Canberrans are encouraged to pick up a pair of binoculars and join Waterwatch volunteers to help monitor platypuses at dusk and dawn for the ninth annual Platypus Month.
“With over 300 spots to fill across 34 one-hour surveys, now is the perfect time to join our citizen-scientists and ecologists to collect data that will improve our understanding of these iconic Australian mammals,” Minister for Water Shane Rattenbury said.
“Late winter is the ideal time for spotting these much-loved mammals as they spend more time feeding and the males are out preparing for the breeding season.
“Despite the impacts from COVID-19 over the past few years, we have seen the community’s support and enthusiasm for this special month, so I encourage Canberrans to sign up to take part in these important surveys.
“This year, the University of Canberra will be conducting some more traditional population surveys on platypus at three of our monitoring sites. These additional surveys will offer a useful comparison point to our regular surveys and help us better interpret our results over time.”
Find out how you can get involved in Platypus Month on the Waterwatch website.

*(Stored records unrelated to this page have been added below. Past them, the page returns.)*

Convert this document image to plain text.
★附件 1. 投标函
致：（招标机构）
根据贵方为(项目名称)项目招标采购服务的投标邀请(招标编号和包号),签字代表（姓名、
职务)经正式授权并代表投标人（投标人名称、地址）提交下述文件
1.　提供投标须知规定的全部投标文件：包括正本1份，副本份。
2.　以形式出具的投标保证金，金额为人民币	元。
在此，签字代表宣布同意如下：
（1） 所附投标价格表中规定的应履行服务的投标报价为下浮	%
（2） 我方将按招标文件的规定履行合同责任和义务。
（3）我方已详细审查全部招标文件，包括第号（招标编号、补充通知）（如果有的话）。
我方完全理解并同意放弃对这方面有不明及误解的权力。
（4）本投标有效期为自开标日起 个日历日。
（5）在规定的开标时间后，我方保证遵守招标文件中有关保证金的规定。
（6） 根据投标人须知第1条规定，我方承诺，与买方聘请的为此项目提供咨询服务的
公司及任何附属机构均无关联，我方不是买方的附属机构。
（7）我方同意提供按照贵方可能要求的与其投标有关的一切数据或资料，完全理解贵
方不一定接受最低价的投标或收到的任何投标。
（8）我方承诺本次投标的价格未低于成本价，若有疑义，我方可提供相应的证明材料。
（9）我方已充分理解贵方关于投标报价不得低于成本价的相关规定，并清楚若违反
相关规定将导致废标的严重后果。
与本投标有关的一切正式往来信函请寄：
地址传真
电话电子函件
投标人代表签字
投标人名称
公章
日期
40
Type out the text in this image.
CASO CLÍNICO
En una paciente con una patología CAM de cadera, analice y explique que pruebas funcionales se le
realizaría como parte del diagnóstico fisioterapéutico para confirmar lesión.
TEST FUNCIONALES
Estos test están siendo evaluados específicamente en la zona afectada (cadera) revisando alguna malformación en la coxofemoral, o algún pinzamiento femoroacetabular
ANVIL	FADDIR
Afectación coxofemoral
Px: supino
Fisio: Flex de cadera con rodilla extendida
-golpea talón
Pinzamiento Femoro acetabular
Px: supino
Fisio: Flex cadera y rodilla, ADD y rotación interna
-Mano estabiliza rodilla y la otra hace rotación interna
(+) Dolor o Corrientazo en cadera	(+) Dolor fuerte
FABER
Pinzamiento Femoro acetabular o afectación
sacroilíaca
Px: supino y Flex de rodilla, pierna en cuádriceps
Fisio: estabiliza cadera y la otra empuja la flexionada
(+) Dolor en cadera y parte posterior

Quotes attributable to Woo O’Reilly, Regional Facilitator at Waterwatch:
“We were so disappointed to cut Platypus Month short in 2021 due to COVID lockdown. These surveys give us really important data and I am so grateful for the help we receive from such a dedicated and supportive community. We are really looking forward to welcoming everyone back so that we can see how the platypus in our region have fared over the past two years.”
If you spot a platypus when you’re out and about, you can also record the sighting through Waterwatch’s ‘Platy and Ratty’ Portal. If you want to stay up to date, this portal is also a great tool to view other people’s sightings as well as the survey results. With term three underway, primary school teachers might also like to check out the Waterwatch K-6 education materials titled ‘Looking for Platypus’.